August 31, 2007, Louisville held the largest naturalization ceremony in Kentucky at the Kentucky Center.  Over 600 people from 75 countries took the oath and became Americans.

Sunday, August 31, 2008, Brook’s Cats returned two Louisville fumbles for touchdowns and set up another score with an interception in the Wildcats’ 27-2 victory in the Governor’s Cup.  The series now stood at 12-9.

August 31, 2010, Henry Earl received his 1,332nd citation, this time for public intoxication.

On August 31, 2013, Western Kentucky University (WKU) defeated Kentucky 26-35.  Coach Petrino won in his WKU debut, and Coach Stoops lost his 1st game as the Kentucky coach.  They met in the Titan’s Nashville stadium.  The Hilltoppers beat Kentucky for a 2nd straight year, with no overtime needed like last year.  Petrino only coached for one year at WKU.

August 31, 2019, Kentucky won their season opener against the Toledo Rockets from Ohio 38-24.  QB Terry Wilson and Coach Stoops helped five other Wildcats score.  Cats covered the 11.5 spread.

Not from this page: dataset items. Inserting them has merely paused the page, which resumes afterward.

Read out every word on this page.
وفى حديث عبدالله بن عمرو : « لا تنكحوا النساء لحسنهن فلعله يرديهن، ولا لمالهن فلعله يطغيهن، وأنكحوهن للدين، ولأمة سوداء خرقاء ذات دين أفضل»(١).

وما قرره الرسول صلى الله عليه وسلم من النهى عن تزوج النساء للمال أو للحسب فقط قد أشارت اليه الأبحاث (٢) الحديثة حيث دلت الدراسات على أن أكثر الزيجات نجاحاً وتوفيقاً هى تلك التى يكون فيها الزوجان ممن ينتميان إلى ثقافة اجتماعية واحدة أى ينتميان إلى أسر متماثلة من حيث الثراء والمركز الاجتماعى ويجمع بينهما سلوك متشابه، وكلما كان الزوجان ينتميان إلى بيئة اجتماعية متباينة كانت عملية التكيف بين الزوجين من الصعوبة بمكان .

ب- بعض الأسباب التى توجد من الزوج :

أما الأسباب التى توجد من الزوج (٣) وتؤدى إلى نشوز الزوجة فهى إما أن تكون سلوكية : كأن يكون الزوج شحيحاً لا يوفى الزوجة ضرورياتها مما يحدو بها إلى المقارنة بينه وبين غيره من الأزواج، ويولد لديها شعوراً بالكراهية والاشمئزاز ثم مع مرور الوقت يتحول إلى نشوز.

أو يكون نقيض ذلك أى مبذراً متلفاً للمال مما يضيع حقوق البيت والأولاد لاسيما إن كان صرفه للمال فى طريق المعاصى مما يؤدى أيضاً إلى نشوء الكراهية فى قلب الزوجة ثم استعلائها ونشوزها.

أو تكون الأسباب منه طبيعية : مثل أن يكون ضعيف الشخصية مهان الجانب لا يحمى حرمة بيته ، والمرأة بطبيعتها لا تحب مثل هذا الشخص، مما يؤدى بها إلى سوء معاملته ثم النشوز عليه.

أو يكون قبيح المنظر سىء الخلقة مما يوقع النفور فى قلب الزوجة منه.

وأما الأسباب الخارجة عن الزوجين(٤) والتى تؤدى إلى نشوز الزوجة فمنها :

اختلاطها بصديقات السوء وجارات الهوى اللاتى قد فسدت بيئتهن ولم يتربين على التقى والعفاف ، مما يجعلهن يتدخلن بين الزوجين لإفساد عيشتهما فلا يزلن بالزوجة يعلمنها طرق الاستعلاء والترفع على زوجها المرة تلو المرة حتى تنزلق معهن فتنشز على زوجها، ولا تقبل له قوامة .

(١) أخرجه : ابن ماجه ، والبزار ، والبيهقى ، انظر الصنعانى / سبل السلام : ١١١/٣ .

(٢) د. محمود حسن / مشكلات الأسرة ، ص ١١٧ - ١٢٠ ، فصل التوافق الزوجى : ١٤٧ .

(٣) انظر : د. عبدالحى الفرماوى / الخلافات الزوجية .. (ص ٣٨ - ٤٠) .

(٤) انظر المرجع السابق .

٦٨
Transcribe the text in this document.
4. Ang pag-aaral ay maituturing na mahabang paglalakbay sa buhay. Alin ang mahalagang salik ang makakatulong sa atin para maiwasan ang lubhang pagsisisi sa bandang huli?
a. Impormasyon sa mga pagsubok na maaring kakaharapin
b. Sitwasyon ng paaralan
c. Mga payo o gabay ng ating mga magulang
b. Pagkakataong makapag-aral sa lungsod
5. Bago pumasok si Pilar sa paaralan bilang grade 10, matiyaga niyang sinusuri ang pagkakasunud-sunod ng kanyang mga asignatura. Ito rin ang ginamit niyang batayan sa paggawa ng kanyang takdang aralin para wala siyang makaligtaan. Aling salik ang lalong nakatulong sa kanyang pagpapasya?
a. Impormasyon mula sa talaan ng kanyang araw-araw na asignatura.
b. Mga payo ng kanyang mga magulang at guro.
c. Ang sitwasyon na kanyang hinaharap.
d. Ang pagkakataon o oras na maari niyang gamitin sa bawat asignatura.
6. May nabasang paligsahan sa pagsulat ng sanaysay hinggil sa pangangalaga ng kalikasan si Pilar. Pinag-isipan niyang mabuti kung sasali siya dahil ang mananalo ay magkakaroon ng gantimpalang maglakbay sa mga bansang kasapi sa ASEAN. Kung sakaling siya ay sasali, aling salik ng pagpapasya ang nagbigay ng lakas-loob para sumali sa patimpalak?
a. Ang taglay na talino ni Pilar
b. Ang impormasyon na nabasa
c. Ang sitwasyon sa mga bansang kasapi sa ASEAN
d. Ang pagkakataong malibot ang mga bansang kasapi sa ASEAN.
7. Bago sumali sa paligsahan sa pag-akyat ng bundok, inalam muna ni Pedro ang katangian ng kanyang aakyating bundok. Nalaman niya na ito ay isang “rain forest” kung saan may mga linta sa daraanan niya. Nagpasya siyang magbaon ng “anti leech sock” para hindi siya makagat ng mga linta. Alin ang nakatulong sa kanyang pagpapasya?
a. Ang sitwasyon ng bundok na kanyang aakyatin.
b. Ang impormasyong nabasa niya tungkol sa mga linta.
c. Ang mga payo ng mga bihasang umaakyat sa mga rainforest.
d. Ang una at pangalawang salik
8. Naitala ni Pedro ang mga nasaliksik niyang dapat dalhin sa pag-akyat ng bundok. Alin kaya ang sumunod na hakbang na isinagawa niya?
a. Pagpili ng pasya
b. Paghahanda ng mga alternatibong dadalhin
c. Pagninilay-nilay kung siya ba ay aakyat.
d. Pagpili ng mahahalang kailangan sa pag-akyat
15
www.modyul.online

August 31, 2020, after decades of turf wars over regulating horse racing, racetracks came together to create the Horse Racing Integrity Act.  Senator McConnell, from Keeneland, told the press he would introduce the bill.  The bill created the Horseracing Integrity and Safety Authority (HISA), which began in July 2022.

Positives:  381 / 48,396
Deaths:  3 / 933 – 1st death March 16, 2020
50&over:  906 / 49-30: 26 / 29&under: 1

On August 31, 2021, unhappy with the vaccine rollout, Marion Gruber and Phil Krause, two of the Food and Drug Administration’s top vaccine reviewers, announced they were leaving.  Gruber, an FDA veteran for three decades and the head of its vaccine review office, retired in October.  Krause left the agency in November, the vaccine team’s deputy director.